The present invention should not be considered limited to the particular embodiments described above, but rather should be understood to cover all aspects of the invention as fairly set out in the attached claims. Various modifications, equivalent processes, as well as numerous structures to which the present invention may be applicable, will be readily apparent to those skilled in the art to which the present invention is directed upon review of the present disclosure. The claims are intended to cover such modifications and equivalents.

Claims

1. A computer-implemented method for optimizing performance of a mobile communication system (MCS) in a multi-cell network, comprising:

gathering baseline data for a target area in which the method is to be carried out, including areas containing cells or cell relations for which cell or cell relation performance characteristics are to be extracted based on a plurality of key performance indicators (KPI), and storing said baseline data in a computer-readable database;

determining at least one special case cell or cell relation detrimental to the success of said method, and excluding said special case cells or cell relations from adversely influencing an outcome of said method;

determining a set of worst performing cells or cell relations in said target area;

measuring at least one performance metric of said MCS;

storing data representing said at least one performance metric in said database;

configuring at least one solution set using different configurable sets of operational parameters of said solution set associated with said cells or cell relations on a time period basis;

analyzing in a processor, said stored data representing at least one performance metric, and determining multiple KPI deviations (MKD) in a degree of a statistical deviation from said baseline data;

computing, in a processor, performance gains of said test cells or cell relations across a plurality of KPI, which are output as a unified metric data;

rolling back changes made to the MCS based on said solution sets that result in greater degradation of said performance of said MCS or said KPI than an accepted pre-determined amount; and

dynamically re-configuring at least one solution set based on said analyzing of the stored performance metric and said performance gains.

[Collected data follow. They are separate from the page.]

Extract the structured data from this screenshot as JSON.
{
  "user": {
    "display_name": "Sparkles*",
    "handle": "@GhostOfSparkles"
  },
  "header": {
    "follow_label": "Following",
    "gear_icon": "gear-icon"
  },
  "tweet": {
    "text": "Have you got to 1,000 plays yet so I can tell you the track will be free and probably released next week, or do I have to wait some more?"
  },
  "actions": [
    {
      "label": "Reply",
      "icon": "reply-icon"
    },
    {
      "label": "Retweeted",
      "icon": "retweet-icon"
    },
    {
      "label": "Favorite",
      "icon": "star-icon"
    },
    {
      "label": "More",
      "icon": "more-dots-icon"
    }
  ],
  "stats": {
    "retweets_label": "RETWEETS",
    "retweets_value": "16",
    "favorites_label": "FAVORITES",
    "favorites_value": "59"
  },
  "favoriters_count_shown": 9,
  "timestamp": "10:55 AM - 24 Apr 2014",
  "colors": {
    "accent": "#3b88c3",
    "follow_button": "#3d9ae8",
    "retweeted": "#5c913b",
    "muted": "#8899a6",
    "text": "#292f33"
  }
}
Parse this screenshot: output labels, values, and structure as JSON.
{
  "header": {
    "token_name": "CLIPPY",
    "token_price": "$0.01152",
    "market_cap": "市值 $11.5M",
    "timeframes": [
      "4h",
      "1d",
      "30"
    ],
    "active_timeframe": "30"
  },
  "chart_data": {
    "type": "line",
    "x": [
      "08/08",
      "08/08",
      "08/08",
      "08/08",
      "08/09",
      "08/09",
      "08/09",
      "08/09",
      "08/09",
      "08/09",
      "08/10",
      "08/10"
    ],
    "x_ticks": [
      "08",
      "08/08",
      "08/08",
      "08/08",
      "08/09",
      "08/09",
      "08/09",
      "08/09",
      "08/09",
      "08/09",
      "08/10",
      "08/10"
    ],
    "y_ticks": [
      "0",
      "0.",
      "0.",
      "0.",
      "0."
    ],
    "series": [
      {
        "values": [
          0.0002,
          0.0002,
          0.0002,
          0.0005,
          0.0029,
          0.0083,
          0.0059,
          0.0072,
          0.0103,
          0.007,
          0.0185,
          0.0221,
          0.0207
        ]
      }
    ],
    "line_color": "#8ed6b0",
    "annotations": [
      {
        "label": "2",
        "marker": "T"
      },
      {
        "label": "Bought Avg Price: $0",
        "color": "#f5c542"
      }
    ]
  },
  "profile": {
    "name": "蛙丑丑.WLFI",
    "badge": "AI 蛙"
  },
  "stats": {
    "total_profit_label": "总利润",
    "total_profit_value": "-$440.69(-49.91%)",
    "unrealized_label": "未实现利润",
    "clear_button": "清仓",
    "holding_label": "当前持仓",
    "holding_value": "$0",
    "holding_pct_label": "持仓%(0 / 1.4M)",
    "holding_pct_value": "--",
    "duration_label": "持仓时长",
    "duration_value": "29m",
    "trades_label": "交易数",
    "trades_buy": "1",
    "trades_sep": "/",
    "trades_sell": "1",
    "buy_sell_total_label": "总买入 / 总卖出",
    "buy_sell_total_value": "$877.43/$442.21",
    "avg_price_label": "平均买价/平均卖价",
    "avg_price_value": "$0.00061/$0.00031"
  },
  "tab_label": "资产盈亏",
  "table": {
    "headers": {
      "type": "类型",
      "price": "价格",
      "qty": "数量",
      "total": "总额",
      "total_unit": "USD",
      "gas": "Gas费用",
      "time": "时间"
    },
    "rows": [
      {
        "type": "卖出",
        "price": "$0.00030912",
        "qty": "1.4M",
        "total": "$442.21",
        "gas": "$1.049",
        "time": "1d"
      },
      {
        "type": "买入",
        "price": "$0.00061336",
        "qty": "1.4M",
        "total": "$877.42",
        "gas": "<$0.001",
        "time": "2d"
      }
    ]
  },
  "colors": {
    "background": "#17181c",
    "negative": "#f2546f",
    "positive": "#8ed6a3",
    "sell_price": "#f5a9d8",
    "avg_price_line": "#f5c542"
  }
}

2. The method of claim 1, determining said MKD comprising a degree of statistical deviation from an average determined from said baseline data.

3. The method of claim 1, further comprising assigning an initial default solution set of parameters which are dependent on said cell and observation time period.

4. The method of claim 1, further comprising iteratively and automatically repeating said steps in a processing system so as to optimize at least one subscriber experience aspect of said MCS.